🤖 AI Summary
This work addresses the challenge that existing reinforcement learning approaches struggle to effectively guide complex reasoning in long-context scenarios due to their reliance on sparse final rewards. To overcome this limitation, the authors propose LongR, a novel framework featuring an alternating “Think-and-Read” mechanism that interleaves reasoning and context retrieval. LongR further introduces a dense utility reward based on relative information gain, enabling fine-grained supervision of the reasoning process. The framework is compatible with multiple reinforcement learning algorithms, including DAPO and GSPO, and demonstrates consistent performance gains—achieving a 9% improvement on LongBench v2 and notable enhancements on both RULER and InfiniteBench. These results significantly advance the efficiency and robustness of large language models in long-context reasoning tasks.
📝 Abstract
Reinforcement Learning has emerged as a key driver for LLM reasoning. This capability is equally pivotal in long-context scenarios--such as long-dialogue understanding and structured data analysis, where the challenge extends beyond consuming tokens to performing rigorous deduction. While existing efforts focus on data synthesis or architectural changes, recent work points out that relying solely on sparse, outcome-only rewards yields limited gains, as such coarse signals are often insufficient to effectively guide the complex long-context reasoning. To address this, we propose LongR, a unified framework that enhances long-context performance by integrating a dynamic"Think-and-Read"mechanism, which interleaves reasoning with document consultation, with a contextual density reward based on relative information gain to quantify the utility of the relevant documents.

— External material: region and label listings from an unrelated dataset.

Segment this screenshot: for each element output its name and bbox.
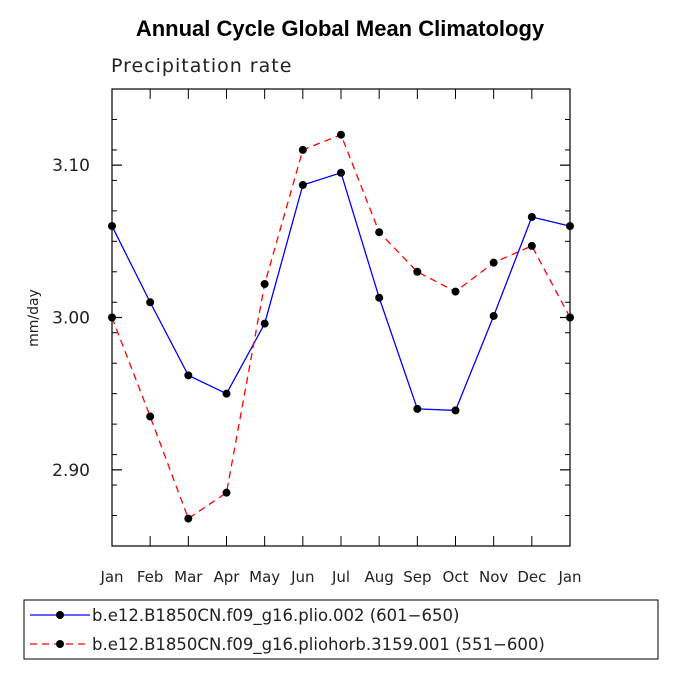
- y-tick-label: 3.10: [52, 156, 90, 176]
- x-tick-label: Jan: [557, 568, 581, 586]
- chart-title: Annual Cycle Global Mean Climatology: [136, 16, 545, 41]
- x-tick-label: Feb: [137, 568, 164, 586]
- x-tick-labels: Jan Feb Mar Apr May Jun Jul Aug Sep Oct Nov Dec Jan: [99, 568, 581, 586]
- series-0-point: [527, 212, 536, 221]
- x-tick-label: Dec: [517, 568, 546, 586]
- legend-label-series-0: b.e12.B1850CN.f09_g16.plio.002 (601−650): [92, 606, 459, 626]
- series-0-point: [375, 293, 384, 302]
- series-0-point: [298, 180, 307, 189]
- series-1-point: [375, 228, 384, 237]
- series-0-point: [337, 168, 345, 177]
- x-tick-label: Sep: [403, 568, 431, 586]
- series-1-point: [413, 267, 422, 276]
- series-1-point: [260, 279, 269, 288]
- series-1-point: [566, 313, 574, 322]
- series-0-point: [146, 298, 155, 307]
- series-1-point: [527, 241, 536, 250]
- x-tick-label: Jul: [331, 568, 350, 586]
- series-0-point: [222, 389, 231, 398]
- series-1-point: [146, 412, 155, 421]
- legend-marker-series-0: [56, 611, 64, 619]
- series-1-point: [222, 488, 231, 497]
- legend-label-series-1: b.e12.B1850CN.f09_g16.pliohorb.3159.001 …: [92, 635, 545, 655]
- y-tick-label: 3.00: [52, 309, 90, 329]
- y-axis-label: mm/day: [26, 289, 42, 347]
- axis-ticks: [111, 88, 571, 547]
- series-0-point: [184, 371, 193, 380]
- series-0-point: [260, 319, 269, 328]
- y-tick-labels: 2.90 3.00 3.10: [52, 156, 90, 481]
- legend-box: [23, 599, 659, 660]
- series-1-point: [184, 514, 193, 523]
- legend-marker-series-1: [56, 640, 64, 648]
- x-tick-label: Aug: [365, 568, 394, 586]
- plot-frame: [111, 88, 571, 547]
- series-0-point: [108, 222, 116, 231]
- chart-subtitle: Precipitation rate: [111, 55, 292, 77]
- x-tick-label: Oct: [443, 568, 469, 586]
- series-0-point: [489, 311, 498, 320]
- legend: b.e12.B1850CN.f09_g16.plio.002 (601−650)…: [23, 599, 659, 660]
- series-1-point: [451, 287, 460, 296]
- series-group: [108, 130, 574, 523]
- x-tick-label: Jan: [99, 568, 123, 586]
- x-tick-label: Mar: [174, 568, 203, 586]
- x-tick-label: Jun: [290, 568, 314, 586]
- series-1-point: [298, 145, 307, 154]
- series-0-point: [566, 222, 574, 231]
- series-0-point: [413, 404, 422, 413]
- series-1-point: [489, 258, 498, 267]
- series-line-1: [111, 133, 571, 520]
- x-tick-label: Nov: [479, 568, 508, 586]
- x-tick-label: Apr: [214, 568, 241, 586]
- series-line-0: [111, 171, 571, 412]
- x-tick-label: May: [249, 568, 280, 586]
- series-1-point: [108, 313, 116, 322]
- y-tick-label: 2.90: [52, 461, 90, 481]
- series-0-point: [451, 406, 460, 415]
- series-1-point: [337, 130, 345, 139]
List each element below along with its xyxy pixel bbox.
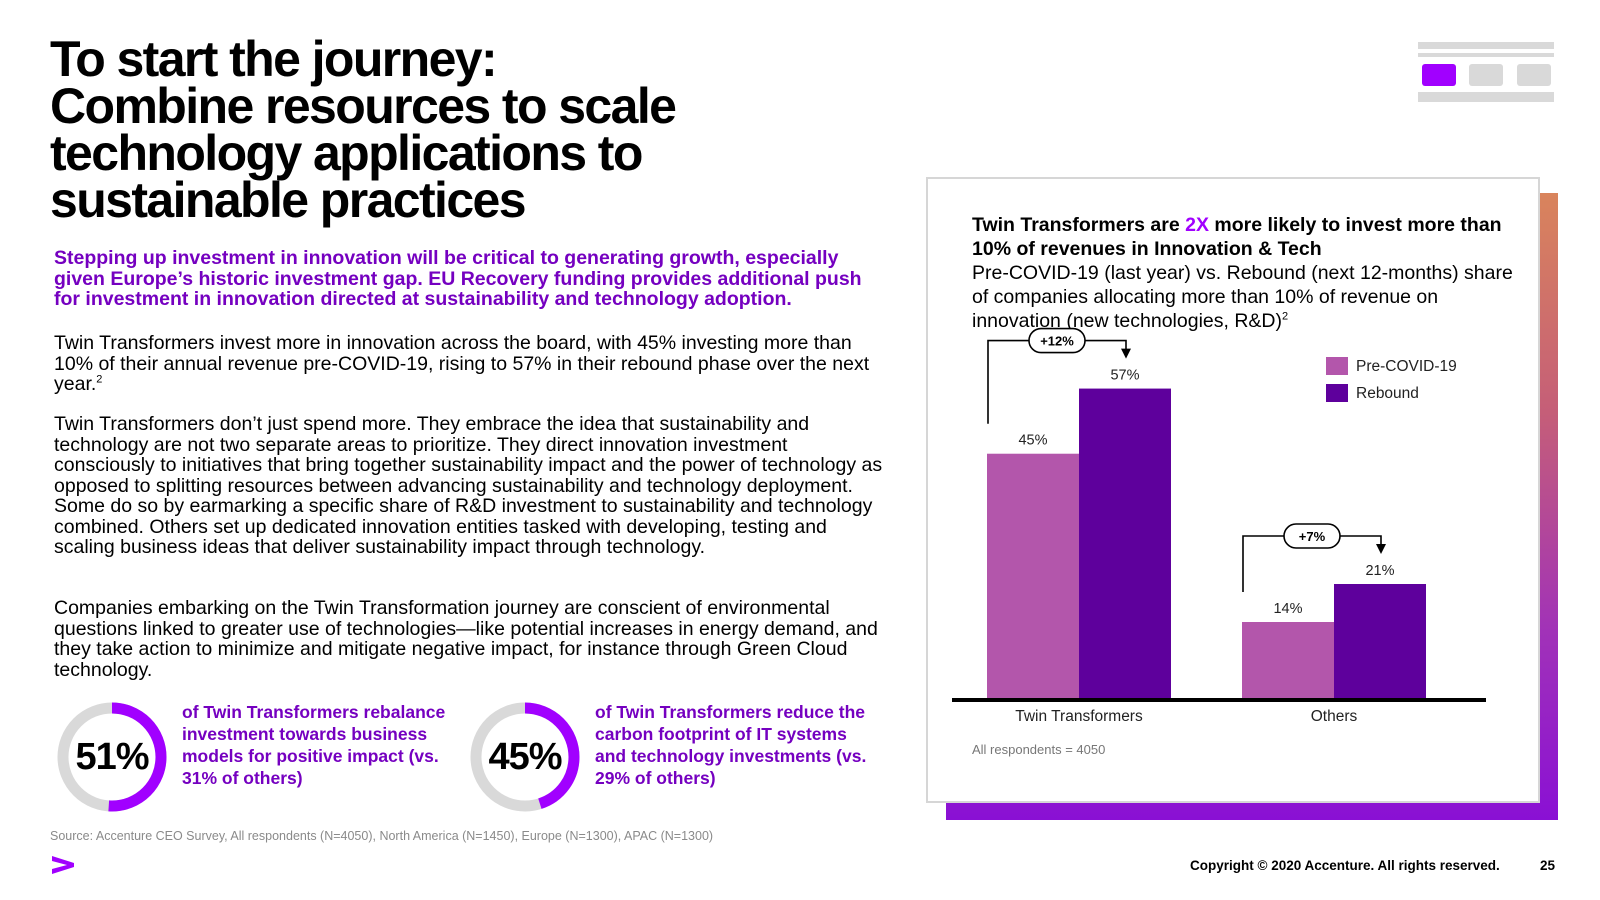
nav-tab[interactable] — [1469, 64, 1503, 86]
legend-label: Rebound — [1356, 385, 1419, 402]
stat-value: 45% — [488, 735, 562, 778]
copyright: Copyright © 2020 Accenture. All rights r… — [1190, 858, 1500, 873]
bar-value-label: 21% — [1365, 563, 1394, 579]
footnote-marker: 2 — [1282, 310, 1289, 323]
page-title: To start the journey: Combine resources … — [50, 31, 810, 228]
page-number: 25 — [1540, 858, 1556, 873]
legend-swatch — [1326, 384, 1348, 402]
chart-subtitle: Pre-COVID-19 (last year) vs. Rebound (ne… — [972, 261, 1532, 333]
stat-description: of Twin Transformers rebalance investmen… — [182, 702, 446, 788]
category-label: Others — [1311, 708, 1358, 725]
nav-bar-bottom — [1418, 92, 1554, 102]
section-nav-icon[interactable] — [1418, 42, 1554, 102]
bar-value-label: 57% — [1110, 368, 1139, 384]
title-line: Combine resources to scale — [50, 78, 677, 134]
lead-paragraph: Stepping up investment in innovation wil… — [54, 247, 862, 310]
accenture-logo-icon[interactable] — [50, 854, 76, 876]
title-line: sustainable practices — [50, 172, 527, 228]
change-arrowhead — [1376, 544, 1386, 554]
nav-tab[interactable] — [1517, 64, 1551, 86]
chart-subtitle-text: Pre-COVID-19 (last year) vs. Rebound (ne… — [972, 262, 1513, 332]
bar-value-label: 14% — [1273, 601, 1302, 617]
chart-title-accent: 2X — [1185, 214, 1209, 236]
footnote-marker: 2 — [96, 373, 103, 386]
title-line: technology applications to — [50, 125, 643, 181]
donut-fill — [57, 702, 167, 812]
stat-description: of Twin Transformers reduce the carbon f… — [595, 702, 867, 788]
change-label: +12% — [1040, 334, 1074, 349]
donut-ring — [57, 702, 167, 812]
donut-ring — [470, 702, 580, 812]
chart-note: All respondents = 4050 — [972, 742, 1105, 757]
change-bubble — [1028, 327, 1086, 354]
bar-pre-covid — [1242, 622, 1334, 698]
change-bubble — [1283, 523, 1341, 549]
nav-bar-top — [1418, 42, 1554, 49]
chart-title: Twin Transformers are 2X more likely to … — [972, 213, 1532, 261]
paragraph-text: Twin Transformers invest more in innovat… — [54, 332, 870, 395]
bar-value-label: 45% — [1018, 433, 1047, 449]
legend-swatch — [1326, 357, 1348, 375]
bar-chart: 45% 57% Twin Transformers +12% 14% 21% Others +… — [952, 327, 1486, 757]
bar-pre-covid — [987, 453, 1079, 698]
donut-fill — [470, 702, 580, 812]
title-line: To start the journey: — [50, 31, 498, 87]
nav-bar — [1418, 53, 1554, 57]
category-label: Twin Transformers — [1015, 708, 1143, 725]
chart-title-part: Twin Transformers are — [972, 214, 1186, 236]
source-note: Source: Accenture CEO Survey, All respon… — [50, 829, 714, 843]
body-paragraph-1: Twin Transformers invest more in innovat… — [54, 333, 884, 395]
bar-rebound — [1079, 388, 1171, 698]
legend-label: Pre-COVID-19 — [1356, 358, 1457, 375]
stat-value: 51% — [75, 735, 149, 778]
body-paragraph-3: Companies embarking on the Twin Transfor… — [54, 597, 878, 681]
body-paragraph-2: Twin Transformers don’t just spend more.… — [54, 413, 883, 558]
bar-rebound — [1334, 584, 1426, 698]
chart-title-part: more likely to invest more than 10% of r… — [972, 214, 1502, 260]
change-arrowhead — [1121, 348, 1131, 359]
nav-tab-active[interactable] — [1422, 64, 1456, 86]
change-label: +7% — [1299, 529, 1326, 544]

Empirically, LongR achieves a 9% gain on LongBench v2 and consistent improvements on RULER and InfiniteBench, demonstrating robust efficiency in navigating extensive contexts. Furthermore, LongR consistently enhances performance across diverse RL algorithms (e.g., DAPO, GSPO). Finally, we conduct in-depth analyses to investigate the impact of reasoning chain length on efficiency and the model's robustness against distractors.